The three-level inquiry establishes that Andreou Casson's current and previous representations of Wilhelm are substantially related so the Court presumes that Kurtz shared in relevant confidential information while associated with Andreou Casson.
D. Presumption Not Rebutted
The Court must determine whether Kurtz successfully rebuts the presumption of shared confidences. Such a determination can be based on objective and verifiable evidence presented to the Court and must be made on a case-by-case basis. Schiessle, 717 F.2d at 421. Objective and verifiable evidence may include the size and structural divisions of the law firm, the likelihood of contact between the "infected" attorney and the specific attorneys involved in the current litigation, or rules that monitor and restrict sharing of files and information about cases. Id.; LaSalle Nat'l Bank, 703 F.2d at 259.
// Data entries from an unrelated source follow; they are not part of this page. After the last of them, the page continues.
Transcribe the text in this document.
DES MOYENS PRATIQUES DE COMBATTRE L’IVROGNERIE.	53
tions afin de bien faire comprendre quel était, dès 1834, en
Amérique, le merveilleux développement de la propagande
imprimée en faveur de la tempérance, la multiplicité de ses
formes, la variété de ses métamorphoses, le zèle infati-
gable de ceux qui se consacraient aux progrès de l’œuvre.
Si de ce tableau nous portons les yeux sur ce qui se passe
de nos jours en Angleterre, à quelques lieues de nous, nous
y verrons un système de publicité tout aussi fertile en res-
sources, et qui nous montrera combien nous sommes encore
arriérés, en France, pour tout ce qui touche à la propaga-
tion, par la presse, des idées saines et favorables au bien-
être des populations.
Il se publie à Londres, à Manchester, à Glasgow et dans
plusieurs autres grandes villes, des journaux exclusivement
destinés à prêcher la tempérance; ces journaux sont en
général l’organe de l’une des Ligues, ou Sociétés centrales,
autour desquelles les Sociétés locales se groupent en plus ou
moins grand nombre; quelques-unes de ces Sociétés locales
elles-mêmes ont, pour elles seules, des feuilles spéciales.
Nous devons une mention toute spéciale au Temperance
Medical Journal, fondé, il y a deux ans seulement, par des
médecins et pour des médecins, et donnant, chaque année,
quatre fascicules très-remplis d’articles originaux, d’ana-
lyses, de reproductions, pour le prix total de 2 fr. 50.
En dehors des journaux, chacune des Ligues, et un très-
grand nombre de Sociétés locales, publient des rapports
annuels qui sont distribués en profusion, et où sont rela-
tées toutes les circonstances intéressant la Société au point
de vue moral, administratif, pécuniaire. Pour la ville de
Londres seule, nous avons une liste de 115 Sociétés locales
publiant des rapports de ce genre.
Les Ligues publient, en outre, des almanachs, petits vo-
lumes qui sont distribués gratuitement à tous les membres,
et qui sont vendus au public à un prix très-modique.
Kurtz fails to rebut the presumption of shared confidences. Kurtz argues that she was never actually aware that Wilhelm was a client of the firm and that Wilhelm produces no evidence to the contrary. Kurtz claims that she recorded the name of every client or case she discussed when she worked at Andreou Casson but can find no mention of Wilhelm in her records. Kurtz finds it significant that Wilhelm produces detailed minutes from law firm meetings in October and November 2002, but no post-November 2002 minutes (and therefore no minutes discussing Wilhelm). Kurtz's arguments are not enough. From December 2002 to March 2003, Andreou Casson was an association of four lawyers. At oral argument, all parties agreed that there were no structural divisions in the firm or monitoring rules that would prevent an "infected" attorney from interacting and discussing Wilhelm's case with Kurtz. Furthermore, the firm did not establish rules that would monitor or restrict the sharing of files and information about cases. In short, there is no evidence of any screening or protective measures being discussed or implemented at Andreou Casson and, at the time that Kurtz was associated with the firm, there was no reason to screen Kurtz from Wilhelm's case or files. Given the presumption of shared confidences resulting from the complete lack of formal screening at Andreou Casson, Kurtz has the burden of showing that she did not share in the confidences of an Andreou Casson client and she cannot carry this burden by merely highlighting Wilhelm's lack of explicit evidence. It follows that the presumption of shared confidences is not rebutted.
III. Conclusion
For the aforementioned reasons, the Court grants Wilhelm's motion to disqualify and strike the appearance of attorney Dana L. Kurtz.